Tim gabungan Polri, Basarnas dan TNI masih terus berupaya mencari korban yang tertimbun tanah longsor akibat gempa Cianjur. Sabtu pagi, ada 5 korban yang berhasil dievakuasi di tengah rintik hujan.
"Jadi karena cuaca hari ini di Cianjur sudah hujan rintik-rintik sejak pagi, medan pencariannya sangat perlu kehati-hatian karena licin," ujar Kadiv Humas Polri Irjen Dedi Prasetyo dalam keterangan tertulis, Sabtu (26/11).
"Begitu juga saat evakuasi jenazah setelah ditemukan, harus melewati gang sangat sempit dan itu anggota estafet kantong jenazahnya agar bisa sampai ke ambulans,” sambung dia.
Dedi merinci, pada pukul 08.00 WIB, petugas menemukan korban tewas berjenis kelamin laki-laki di Desa Cijendil, Kecamatan Cugenang.
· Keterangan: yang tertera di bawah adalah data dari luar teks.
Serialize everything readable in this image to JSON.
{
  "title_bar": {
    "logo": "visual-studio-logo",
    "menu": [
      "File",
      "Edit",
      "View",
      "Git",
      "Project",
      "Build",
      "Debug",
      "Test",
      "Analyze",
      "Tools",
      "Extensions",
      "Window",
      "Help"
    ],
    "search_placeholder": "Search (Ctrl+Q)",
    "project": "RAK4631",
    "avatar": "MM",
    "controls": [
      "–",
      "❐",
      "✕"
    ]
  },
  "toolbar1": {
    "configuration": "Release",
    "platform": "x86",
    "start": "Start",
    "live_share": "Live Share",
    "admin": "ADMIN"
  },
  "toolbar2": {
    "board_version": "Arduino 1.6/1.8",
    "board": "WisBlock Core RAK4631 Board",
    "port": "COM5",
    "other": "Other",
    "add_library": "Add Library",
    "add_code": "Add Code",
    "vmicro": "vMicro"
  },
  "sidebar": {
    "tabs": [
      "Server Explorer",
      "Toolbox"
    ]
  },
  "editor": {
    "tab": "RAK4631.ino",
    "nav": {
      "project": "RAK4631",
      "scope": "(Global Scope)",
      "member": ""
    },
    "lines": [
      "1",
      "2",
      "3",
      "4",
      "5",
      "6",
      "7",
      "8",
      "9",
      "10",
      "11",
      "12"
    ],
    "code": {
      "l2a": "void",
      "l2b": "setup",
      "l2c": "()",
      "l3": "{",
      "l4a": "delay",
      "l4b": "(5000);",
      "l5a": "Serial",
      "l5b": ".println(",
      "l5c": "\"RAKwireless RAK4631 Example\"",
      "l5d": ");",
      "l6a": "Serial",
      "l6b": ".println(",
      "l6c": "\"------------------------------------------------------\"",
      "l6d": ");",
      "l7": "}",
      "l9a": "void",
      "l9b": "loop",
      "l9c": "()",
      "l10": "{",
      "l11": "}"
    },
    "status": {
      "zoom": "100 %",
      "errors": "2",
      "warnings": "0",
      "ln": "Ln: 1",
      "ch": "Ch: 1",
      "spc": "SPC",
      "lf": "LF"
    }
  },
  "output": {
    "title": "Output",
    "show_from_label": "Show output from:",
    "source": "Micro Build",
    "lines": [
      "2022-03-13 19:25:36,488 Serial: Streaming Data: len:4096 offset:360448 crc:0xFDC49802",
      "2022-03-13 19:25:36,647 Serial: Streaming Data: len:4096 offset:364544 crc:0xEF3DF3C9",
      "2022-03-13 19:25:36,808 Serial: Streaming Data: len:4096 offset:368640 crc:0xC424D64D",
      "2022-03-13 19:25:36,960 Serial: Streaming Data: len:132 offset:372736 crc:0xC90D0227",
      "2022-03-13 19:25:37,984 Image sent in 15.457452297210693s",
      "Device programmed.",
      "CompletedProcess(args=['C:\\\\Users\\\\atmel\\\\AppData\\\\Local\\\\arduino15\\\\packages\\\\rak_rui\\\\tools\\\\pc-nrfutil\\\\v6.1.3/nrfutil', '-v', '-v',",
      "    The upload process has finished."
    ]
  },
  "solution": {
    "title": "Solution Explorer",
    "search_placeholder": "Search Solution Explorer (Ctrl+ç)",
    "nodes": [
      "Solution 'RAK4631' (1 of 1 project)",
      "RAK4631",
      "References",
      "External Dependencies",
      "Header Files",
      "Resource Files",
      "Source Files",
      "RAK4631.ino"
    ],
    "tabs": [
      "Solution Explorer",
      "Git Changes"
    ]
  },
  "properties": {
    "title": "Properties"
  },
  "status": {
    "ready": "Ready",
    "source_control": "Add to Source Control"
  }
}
Korban ditemukan tepatnya di area longsor bagian bawah dekat sungai.
Kemudian, petugas kembali menemukan dua jenazah lainnya pada pukul 09.20 WIB, di longsoran atas Desa Cijendil, Kecamatan Cugenang. Dua jenazah itu, yakni laki-laki dewasa dan satu balita perempuan berusia sekitar dua tahun.
Lalu, seorang jenazah korban berjenis kelamin laki-laki lainnya ditemukan pukul 09.30 WIB di longsoran atas dekat sungai di Desa Cijendil, Kecamatan Cugenang.
Terakhir, pada pukul 10.55 WIB, di pinggir kali longsoran atas Jalan Cariu, Desa Cijendil, Kecamatan Cugenang, ditemukan satu jenazah laki-laki dewasa.
“Selanjutnya, seluruh jenazah dibawa ke RSUD Sayang untuk proses identifikasi oleh DVI,” ungkap Dedi.
Berdasarkan data BNPB per Jumat (25/11) pukul 17.00 WIB, total korban tewas akibat gempa Cianjur tercatat 310 jiwa. Sementara 24 lainnya dilaporkan masih hilang diduga tertimbun longsor.
Sebanyak 56,320 bangunan juga mengalami kerusakan akibat gempa dengan klasifikasi rusak berat, sedang, dan ringan. Warga juga saat ini masih bertahan di berbagai posko pengungsian.